Executive Summary

Clinicians occasionally refer to consult services as the “ethics police;” misconceptions are typically behind this negative perception. Experts suggest the following approaches:

• Emphasize that final decisions are primarily between the provider and patient.

• Explain that the consultant is outside of the patient/physician relationship.

• Speak directly to clinicians opposing the involvement of ethics.


At times, providers react negatively to the involvement of ethics; “ethics police” is an often-used derogatory term reflecting this attitude. “The key to avoid being perceived as the ‘ethics police’ is to emphasize that final decisions on how to proceed are primarily between the healthcare provider and the patient,” says Michael A. Rubin, MD, MA, chair of the ethics committee at UT Southwestern Medical Center in Dallas.

Rubin always introduces himself as an advisor, not as a representative of the hospital administration or a judicial board. He tells both the patient and the person requesting the consult that he’s a third party outside of the patient-physician relationship.

“Furthermore, if I have my white coat on, I remove it to indicate that I’m assuming a different role in this particular interaction,” says Rubin. “While some people might perceive this as weakening the role of the ethics consultant, I believe it is a source of influence.” This is because it makes it clear that the roles of provider and advisor are separate.

People who react negatively to ethics consults are often uninformed about what services are actually provided. “The skeptics will call risk management, and often find that the risk managers want us to get involved,” says Rubin. “I usually tell them that our legal folks define the black and white, and the ethicist helps the physician and patient explore the gray.”

How the consultant reacts to the term “ethics police” or other negative comments colors the rest of the encounter. “If the consultant’s tone indicates preparation for a conflict, there will be a conflict,” says Rubin.

If an ethics consultant hears the term, “ethics police,” he or she should be able to explain why such a characterization isn’t accurate. “This means being able to say what the role of ‘ethics consultant’ is charged to do in the institution,” says Stuart G. Finder, PhD, director of the Center for Healthcare Ethics at Cedars-Sinai Medical Center in Los Angeles.

Some physicians worry that the Health Care Ethics Committee (HEC) will interfere with the patient’s care or challenge the physician’s authority. “A physician’s explicit opposition to an ethics consult should be a rare event at a hospital that fosters a moral and just community; however, it certainly does occur,” says Rubin.
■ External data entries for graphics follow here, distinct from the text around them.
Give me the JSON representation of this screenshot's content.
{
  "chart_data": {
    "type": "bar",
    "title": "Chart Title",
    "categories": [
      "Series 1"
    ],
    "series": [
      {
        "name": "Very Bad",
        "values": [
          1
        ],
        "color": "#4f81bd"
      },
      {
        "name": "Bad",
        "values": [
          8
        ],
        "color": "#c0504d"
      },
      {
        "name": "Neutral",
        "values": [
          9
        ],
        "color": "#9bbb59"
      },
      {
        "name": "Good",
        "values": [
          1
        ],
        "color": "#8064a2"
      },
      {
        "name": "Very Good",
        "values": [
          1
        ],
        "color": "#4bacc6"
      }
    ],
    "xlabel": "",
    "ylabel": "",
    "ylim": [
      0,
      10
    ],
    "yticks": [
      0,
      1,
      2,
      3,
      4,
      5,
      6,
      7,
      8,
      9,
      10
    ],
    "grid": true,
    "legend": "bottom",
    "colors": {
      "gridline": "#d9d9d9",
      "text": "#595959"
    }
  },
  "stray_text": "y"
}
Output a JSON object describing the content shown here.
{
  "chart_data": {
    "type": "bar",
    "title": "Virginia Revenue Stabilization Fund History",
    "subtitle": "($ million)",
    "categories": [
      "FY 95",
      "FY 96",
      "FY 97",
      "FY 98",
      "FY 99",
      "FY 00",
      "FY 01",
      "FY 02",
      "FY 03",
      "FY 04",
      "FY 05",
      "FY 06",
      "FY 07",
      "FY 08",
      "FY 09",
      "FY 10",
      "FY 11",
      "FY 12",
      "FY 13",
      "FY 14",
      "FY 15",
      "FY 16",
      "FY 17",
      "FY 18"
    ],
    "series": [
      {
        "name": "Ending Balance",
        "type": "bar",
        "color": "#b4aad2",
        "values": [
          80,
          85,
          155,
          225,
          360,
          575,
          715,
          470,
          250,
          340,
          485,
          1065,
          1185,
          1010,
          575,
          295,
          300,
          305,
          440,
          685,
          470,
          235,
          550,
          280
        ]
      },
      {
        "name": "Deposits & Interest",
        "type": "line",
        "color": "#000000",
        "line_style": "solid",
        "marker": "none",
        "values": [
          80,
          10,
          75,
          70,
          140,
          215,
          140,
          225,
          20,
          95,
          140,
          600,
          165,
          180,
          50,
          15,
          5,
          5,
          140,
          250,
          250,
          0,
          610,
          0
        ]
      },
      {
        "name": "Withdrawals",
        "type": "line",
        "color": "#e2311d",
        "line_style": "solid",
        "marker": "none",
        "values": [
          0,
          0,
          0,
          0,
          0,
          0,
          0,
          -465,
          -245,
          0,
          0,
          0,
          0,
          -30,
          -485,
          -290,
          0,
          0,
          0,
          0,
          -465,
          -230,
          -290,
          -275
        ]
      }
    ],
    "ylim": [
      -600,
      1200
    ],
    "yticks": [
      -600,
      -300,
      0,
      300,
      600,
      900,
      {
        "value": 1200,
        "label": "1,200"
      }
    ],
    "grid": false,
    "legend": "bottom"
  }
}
At times, consults are called because members of the care team disagree about the direction of care. “As there is a power differential — or at least a perception of one — between these various stakeholders, the HEC may be involved to facilitate resolution of a disagreement,” says Rubin. Rubin recommends that bioethicists consider the following practices if they encounter resistance to ethics consults:

• Refer to the hospital ethics consultation policy.

“A well-written policy will indicate that it is appropriate for an ethics consult to be called even in the opposition to a treating physician,” says Rubin.

• Insist that conflicting parties first make an attempt to resolve their disagreement through their usual hierarchies.

For example, in the case of a nurse-physician conflict, the nurse manager and medical director should be involved. Rubin first asks if the usual pathways have been attempted. “This will decrease the likelihood of the perception that the HEC is being used as a ‘punitive’ consult, or perceived as being intrusive,” says Rubin.

• Attempt to speak personally with the clinician opposing the involvement of the HEC.

“If they absolutely refuse, at least they have been given a chance to privately indicate their objection,” says Rubin. “They may be less resistant when given the chance to speak freely outside of earshot of the other stakeholders.”

If individuals insist a personal conflict is the real reason why a colleague called an ethics consult, Rubin simply proceeds with the process. In other situations, providers may have had previous experiences with ethics consultants that were not helpful. “Establishing the specific goals of the consult will often allow better cooperation,” says Rubin.

Supporting providers is part of role

An important role for ethics consultants is to allow patients and families to articulate their goals, values, and preferences, but they are also there on behalf of providers. “Ethics consultants help and support healthcare providers in articulating the values embedded within their professional and institutional roles and associated responsibilities,” says Finder.

Although the role of the ethics consultant is typically advisory, those who provide ethics consultation must be attentive to the potential influence their participation can play in a situation.

“Having the role ‘ethics’ associated with one’s activities often causes others to grant the ethics consultant a kind of moral authority that may well be unwarranted,” Finder explains. “This can shut down others from seeing their own moral experiences as having legitimacy and being worthy of attention.”

Involved parties aren’t likely to speak freely about their concerns if they fear being judged or disrespected. “This is especially so if the individual — be they patient, family member, or staff — holds values that may not be common or mainstream,” says Finder.